In most, if not all workplace fatalities, fault can be attributed to many different aspects of the company, from a policy level to the ‘shopfloor’. Very rarely is there one single factor which results in such a tragic outcome.
It is felt that the difficulty of demonstrating that ‘senior management failure’ was a ‘substantial cause’ [of any breach]. This has been the biggest hurdle to overcome for the CPS in making corporate manslaughter cases stick.
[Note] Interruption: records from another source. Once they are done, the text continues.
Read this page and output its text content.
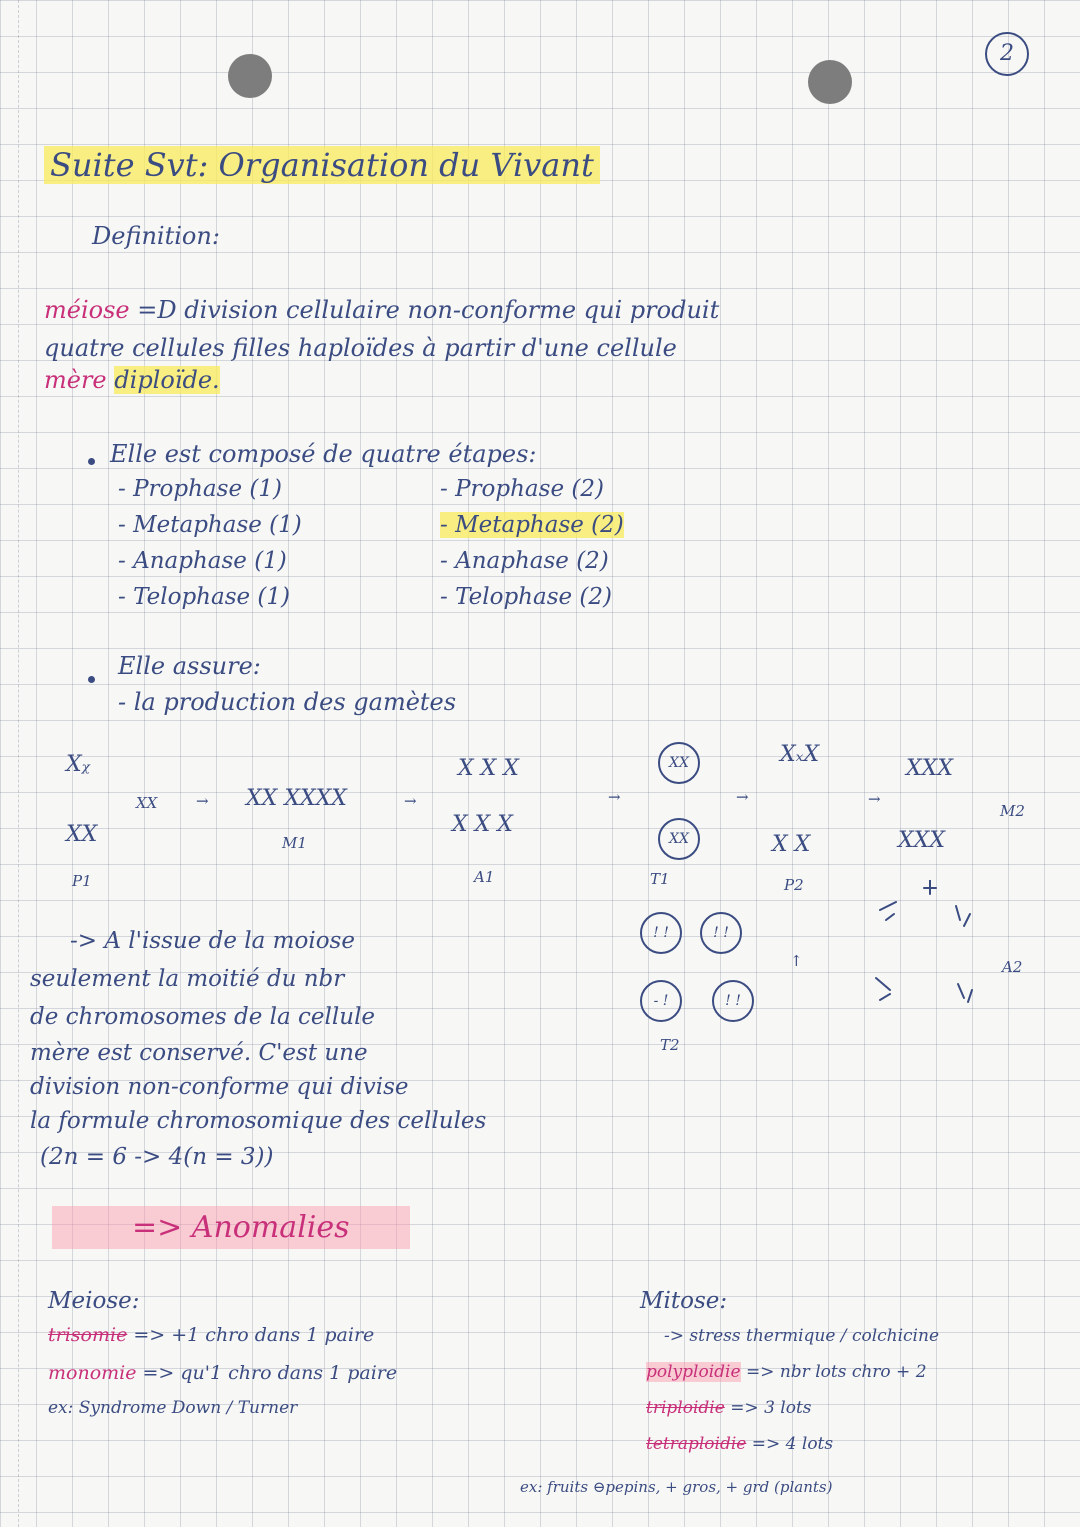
2
Suite Svt: Organisation du Vivant
Definition:
méiose =D division cellulaire non-conforme qui produit
quatre cellules filles haploïdes à partir d'une cellule
mère diploïde.
Elle est composé de quatre étapes:
- Prophase (1)
- Metaphase (1)
- Anaphase (1)
- Telophase (1)
- Prophase (2)
- Metaphase (2)
- Anaphase (2)
- Telophase (2)
Elle assure:
- la production des gamètes
Xᵪ
XX
P1
XX	→ XX XXXX
M1
→
X X X
X X X
A1
→
XX
XX
T1
→
XₓX
X X
P2
→
XXX
XXX
M2
A2
↑
! !	! !
- !	! !
T2
-> A l'issue de la moiose
seulement la moitié du nbr
de chromosomes de la cellule
mère est conservé. C'est une
division non-conforme qui divise
la formule chromosomique des cellules
(2n = 6 -> 4(n = 3))
=> Anomalies
Meiose:
trisomie => +1 chro dans 1 paire
monomie => qu'1 chro dans 1 paire
ex: Syndrome Down / Turner
Mitose:
-> stress thermique / colchicine
polyploidie => nbr lots chro + 2
triploidie => 3 lots
tetraploidie => 4 lots
ex: fruits ⊖pepins, + gros, + grd (plants)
It is for these reasons that, between 2008 and 2020, there have been fewer than 30 convictions under CMCHA and almost all of those have been smaller-sized companies, where it has been possible to identify a ‘senior manager’ suitably close and connected to the company’s gross failure. The CMCHA has effectively done little more than marginally broaden the scope of the previous and deemed flawed identification doctrine.
The aforementioned Guideline (which applies to all health and safety offences) was introduced in February 2016. In the three years since the Guideline there have been over 70 fines in excess of £1 million, a radical upward movement from the potential and actual fines handed down before their introduction.
Combined with the increased proclivity and success for regulators prosecuting individual directors and senior managers, it is abundantly clear that health and safety has become a ‘boardroom’ issue for organisations across the UK, one of the stated aims of CMCHA.
Offences under the Health and Safety at Work Act 1974 (HSWA) are evidentially much easier to prove and the statistics demonstrate that the vast majority of prosecutions brought are successful.
When the prospects of successful conviction under CMCHA are remote and the consequences for an offender are just as great financially and reputationally when convicted under HSWA, is there therefore some merit in thinking that the corporate manslaughter regime is now officially redundant?